The large number of adherence programs available speak to both the difficulty and heterogeneity of the problem. Still, most are used only by patients who self-select and would probably be adherent anyway. This in no way diminishes program utility, it just points out that the non-adherent patients remain a problem. And little data exists to demonstrate how to engage patients in self-care and patient psychosocial issues—health literacy and health beliefs vary widely and defy easy solutions.

One possibility may be a joint effort between manufacturers, payers, and drug providers (PBMs/pharmacies) to offer non-brand-specific programs to educate patients and provide adherence tools. For patients on multiple medications, an adherence program for each product is burdensome. A program that uses a wide range of tools could be used to increase understanding of both the barriers and solutions to the adherence challenge. It goes way beyond brand and could help the pharma industry rehabilitate their battered image.

Daniel Sontupe

The partnership between pharma, payers (health plans, PBMs, etc.), and providers to drive adherence is extremely challenging. If pharma provides resources or incentives to ensure patients stay adherent, it can be viewed as an inducement to take a drug, and most, if not all, medical/legal review committees will quash the program before it gets started.

Additionally, copay cards, pharma’s biggest driver of adherence, are viewed through a combative lens by payers. Now, payers have developed copay accumulator programs that essentially penalize members for using copay cards. So how can partnership be promoted when both sides are constantly positioned against each other?
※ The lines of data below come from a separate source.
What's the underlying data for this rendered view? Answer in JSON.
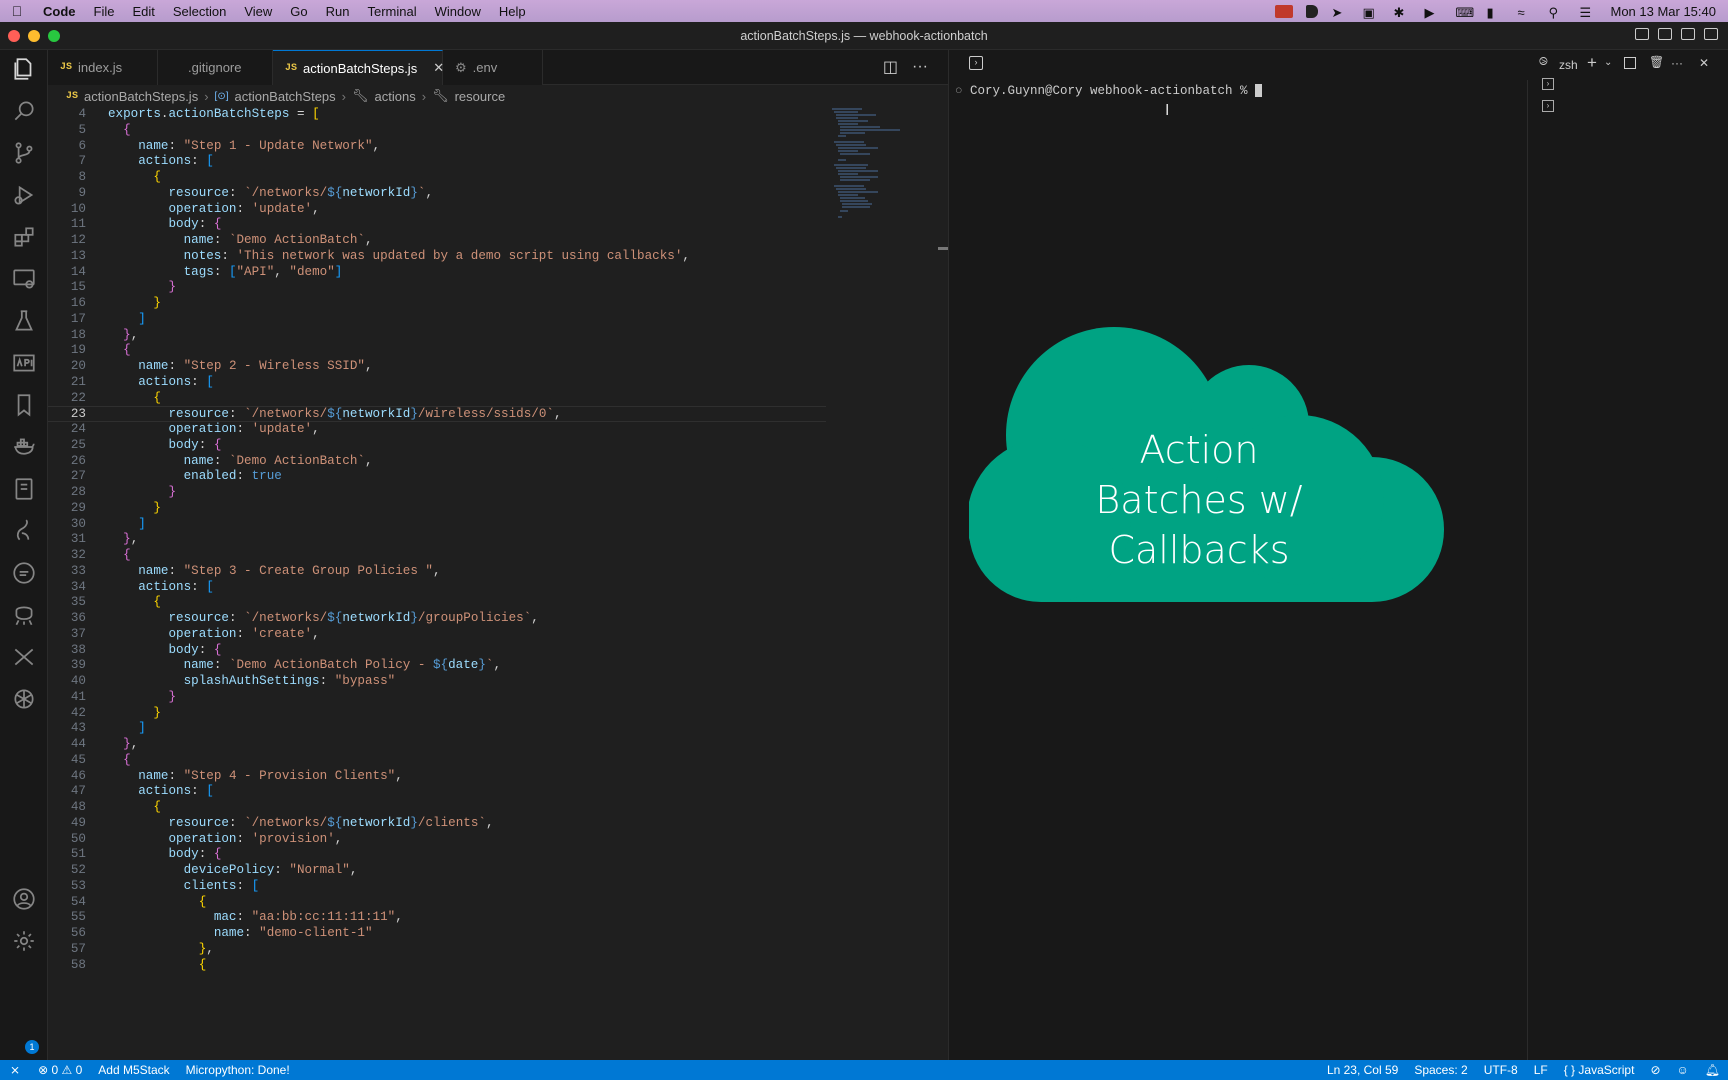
{
  "menubar": {
    "app": "Code",
    "items": [
      "File",
      "Edit",
      "Selection",
      "View",
      "Go",
      "Run",
      "Terminal",
      "Window",
      "Help"
    ],
    "datetime": "Mon 13 Mar  15:40"
  },
  "window": {
    "title": "actionBatchSteps.js — webhook-actionbatch"
  },
  "tabs": [
    {
      "label": "index.js",
      "icon": "js"
    },
    {
      "label": ".gitignore",
      "icon": "none"
    },
    {
      "label": "actionBatchSteps.js",
      "icon": "js",
      "active": true
    },
    {
      "label": ".env",
      "icon": "gear"
    }
  ],
  "breadcrumb": {
    "file": "actionBatchSteps.js",
    "symbol": "actionBatchSteps",
    "actions": "actions",
    "resource": "resource"
  },
  "editor": {
    "current_line": 23,
    "lines": [
      {
        "n": 4,
        "html": "<span class='p'>exports</span>.<span class='p'>actionBatchSteps</span> = <span class='b1'>[</span>"
      },
      {
        "n": 5,
        "html": "  <span class='b2'>{</span>"
      },
      {
        "n": 6,
        "html": "    <span class='p'>name</span>: <span class='s'>\"Step 1 - Update Network\"</span>,"
      },
      {
        "n": 7,
        "html": "    <span class='p'>actions</span>: <span class='b3'>[</span>"
      },
      {
        "n": 8,
        "html": "      <span class='b1'>{</span>"
      },
      {
        "n": 9,
        "html": "        <span class='p'>resource</span>: <span class='s'>`/networks/</span><span class='k'>${</span><span class='p'>networkId</span><span class='k'>}</span><span class='s'>`</span>,"
      },
      {
        "n": 10,
        "html": "        <span class='p'>operation</span>: <span class='s'>'update'</span>,"
      },
      {
        "n": 11,
        "html": "        <span class='p'>body</span>: <span class='b2'>{</span>"
      },
      {
        "n": 12,
        "html": "          <span class='p'>name</span>: <span class='s'>`Demo ActionBatch`</span>,"
      },
      {
        "n": 13,
        "html": "          <span class='p'>notes</span>: <span class='s'>'This network was updated by a demo script using callbacks'</span>,"
      },
      {
        "n": 14,
        "html": "          <span class='p'>tags</span>: <span class='b3'>[</span><span class='s'>\"API\"</span>, <span class='s'>\"demo\"</span><span class='b3'>]</span>"
      },
      {
        "n": 15,
        "html": "        <span class='b2'>}</span>"
      },
      {
        "n": 16,
        "html": "      <span class='b1'>}</span>"
      },
      {
        "n": 17,
        "html": "    <span class='b3'>]</span>"
      },
      {
        "n": 18,
        "html": "  <span class='b2'>}</span>,"
      },
      {
        "n": 19,
        "html": "  <span class='b2'>{</span>"
      },
      {
        "n": 20,
        "html": "    <span class='p'>name</span>: <span class='s'>\"Step 2 - Wireless SSID\"</span>,"
      },
      {
        "n": 21,
        "html": "    <span class='p'>actions</span>: <span class='b3'>[</span>"
      },
      {
        "n": 22,
        "html": "      <span class='b1'>{</span>"
      },
      {
        "n": 23,
        "html": "        <span class='p'>resource</span>: <span class='s'>`/networks/</span><span class='k'>${</span><span class='p'>networkId</span><span class='k'>}</span><span class='s'>/wireless/ssids/0`</span>,"
      },
      {
        "n": 24,
        "html": "        <span class='p'>operation</span>: <span class='s'>'update'</span>,"
      },
      {
        "n": 25,
        "html": "        <span class='p'>body</span>: <span class='b2'>{</span>"
      },
      {
        "n": 26,
        "html": "          <span class='p'>name</span>: <span class='s'>`Demo ActionBatch`</span>,"
      },
      {
        "n": 27,
        "html": "          <span class='p'>enabled</span>: <span class='k'>true</span>"
      },
      {
        "n": 28,
        "html": "        <span class='b2'>}</span>"
      },
      {
        "n": 29,
        "html": "      <span class='b1'>}</span>"
      },
      {
        "n": 30,
        "html": "    <span class='b3'>]</span>"
      },
      {
        "n": 31,
        "html": "  <span class='b2'>}</span>,"
      },
      {
        "n": 32,
        "html": "  <span class='b2'>{</span>"
      },
      {
        "n": 33,
        "html": "    <span class='p'>name</span>: <span class='s'>\"Step 3 - Create Group Policies \"</span>,"
      },
      {
        "n": 34,
        "html": "    <span class='p'>actions</span>: <span class='b3'>[</span>"
      },
      {
        "n": 35,
        "html": "      <span class='b1'>{</span>"
      },
      {
        "n": 36,
        "html": "        <span class='p'>resource</span>: <span class='s'>`/networks/</span><span class='k'>${</span><span class='p'>networkId</span><span class='k'>}</span><span class='s'>/groupPolicies`</span>,"
      },
      {
        "n": 37,
        "html": "        <span class='p'>operation</span>: <span class='s'>'create'</span>,"
      },
      {
        "n": 38,
        "html": "        <span class='p'>body</span>: <span class='b2'>{</span>"
      },
      {
        "n": 39,
        "html": "          <span class='p'>name</span>: <span class='s'>`Demo ActionBatch Policy - </span><span class='k'>${</span><span class='p'>date</span><span class='k'>}</span><span class='s'>`</span>,"
      },
      {
        "n": 40,
        "html": "          <span class='p'>splashAuthSettings</span>: <span class='s'>\"bypass\"</span>"
      },
      {
        "n": 41,
        "html": "        <span class='b2'>}</span>"
      },
      {
        "n": 42,
        "html": "      <span class='b1'>}</span>"
      },
      {
        "n": 43,
        "html": "    <span class='b3'>]</span>"
      },
      {
        "n": 44,
        "html": "  <span class='b2'>}</span>,"
      },
      {
        "n": 45,
        "html": "  <span class='b2'>{</span>"
      },
      {
        "n": 46,
        "html": "    <span class='p'>name</span>: <span class='s'>\"Step 4 - Provision Clients\"</span>,"
      },
      {
        "n": 47,
        "html": "    <span class='p'>actions</span>: <span class='b3'>[</span>"
      },
      {
        "n": 48,
        "html": "      <span class='b1'>{</span>"
      },
      {
        "n": 49,
        "html": "        <span class='p'>resource</span>: <span class='s'>`/networks/</span><span class='k'>${</span><span class='p'>networkId</span><span class='k'>}</span><span class='s'>/clients`</span>,"
      },
      {
        "n": 50,
        "html": "        <span class='p'>operation</span>: <span class='s'>'provision'</span>,"
      },
      {
        "n": 51,
        "html": "        <span class='p'>body</span>: <span class='b2'>{</span>"
      },
      {
        "n": 52,
        "html": "          <span class='p'>devicePolicy</span>: <span class='s'>\"Normal\"</span>,"
      },
      {
        "n": 53,
        "html": "          <span class='p'>clients</span>: <span class='b3'>[</span>"
      },
      {
        "n": 54,
        "html": "            <span class='b1'>{</span>"
      },
      {
        "n": 55,
        "html": "              <span class='p'>mac</span>: <span class='s'>\"aa:bb:cc:11:11:11\"</span>,"
      },
      {
        "n": 56,
        "html": "              <span class='p'>name</span>: <span class='s'>\"demo-client-1\"</span>"
      },
      {
        "n": 57,
        "html": "            <span class='b1'>}</span>,"
      },
      {
        "n": 58,
        "html": "            <span class='b1'>{</span>"
      }
    ]
  },
  "terminal": {
    "shell": "zsh",
    "prompt": "Cory.Guynn@Cory webhook-actionbatch % "
  },
  "overlay": {
    "line1": "Action",
    "line2": "Batches w/",
    "line3": "Callbacks",
    "color": "#00a383"
  },
  "status": {
    "errors": "0",
    "warnings": "0",
    "add": "Add M5Stack",
    "micro": "Micropython: Done!",
    "position": "Ln 23, Col 59",
    "spaces": "Spaces: 2",
    "encoding": "UTF-8",
    "eol": "LF",
    "language": "JavaScript",
    "accent": "#0078d4"
  }
}
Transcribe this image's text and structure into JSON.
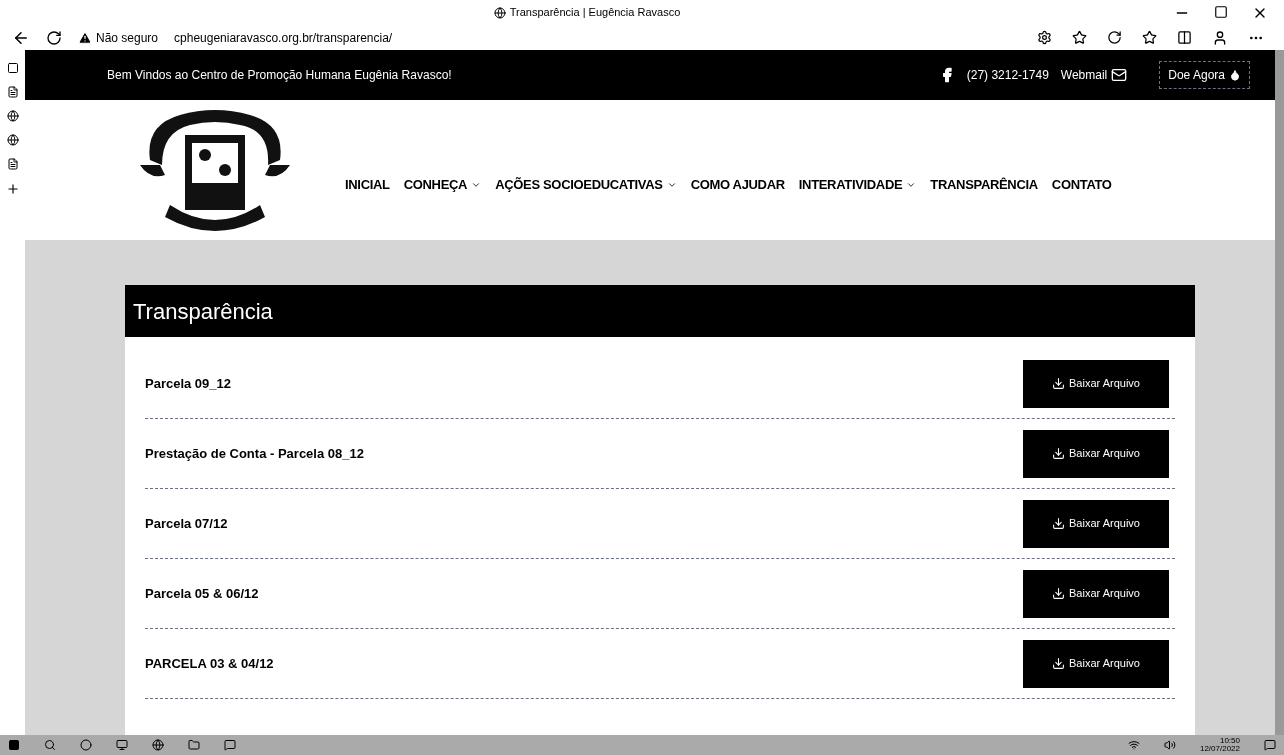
{
  "window": {
    "title": "Transparência | Eugência Ravasco"
  },
  "address_bar": {
    "security": "Não seguro",
    "url": "cpheugeniaravasco.org.br/transparencia/"
  },
  "top_bar": {
    "welcome": "Bem Vindos ao Centro de Promoção Humana Eugênia Ravasco!",
    "phone": "(27) 3212-1749",
    "webmail": "Webmail",
    "donate": "Doe Agora"
  },
  "nav": [
    {
      "label": "INICIAL",
      "dropdown": false
    },
    {
      "label": "CONHEÇA",
      "dropdown": true
    },
    {
      "label": "AÇÕES SOCIOEDUCATIVAS",
      "dropdown": true
    },
    {
      "label": "COMO AJUDAR",
      "dropdown": false
    },
    {
      "label": "INTERATIVIDADE",
      "dropdown": true
    },
    {
      "label": "TRANSPARÊNCIA",
      "dropdown": false
    },
    {
      "label": "CONTATO",
      "dropdown": false
    }
  ],
  "section": {
    "title": "Transparência"
  },
  "documents": [
    {
      "name": "Parcela 09_12",
      "button": "Baixar Arquivo"
    },
    {
      "name": "Prestação de Conta - Parcela 08_12",
      "button": "Baixar Arquivo"
    },
    {
      "name": "Parcela 07/12",
      "button": "Baixar Arquivo"
    },
    {
      "name": "Parcela 05 & 06/12",
      "button": "Baixar Arquivo"
    },
    {
      "name": "PARCELA 03 & 04/12",
      "button": "Baixar Arquivo"
    }
  ],
  "taskbar": {
    "time": "10:50",
    "date": "12/07/2022"
  }
}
It starts by checking ego at the door and realizing that the adherence hero has to be the payer.

Pharma must collaborate with payers to provide value-based contracts and include patient engagement programs and adherence copay support directly through the payer. Copay cards should go away, allowing payers to offer necessary medications at low to no cost for the patient, because pharma is subsidizing. If we are able to reach this point, brands will be able to compete on clinical prowess while working with payers and providers to ensure cost does not stop adherence.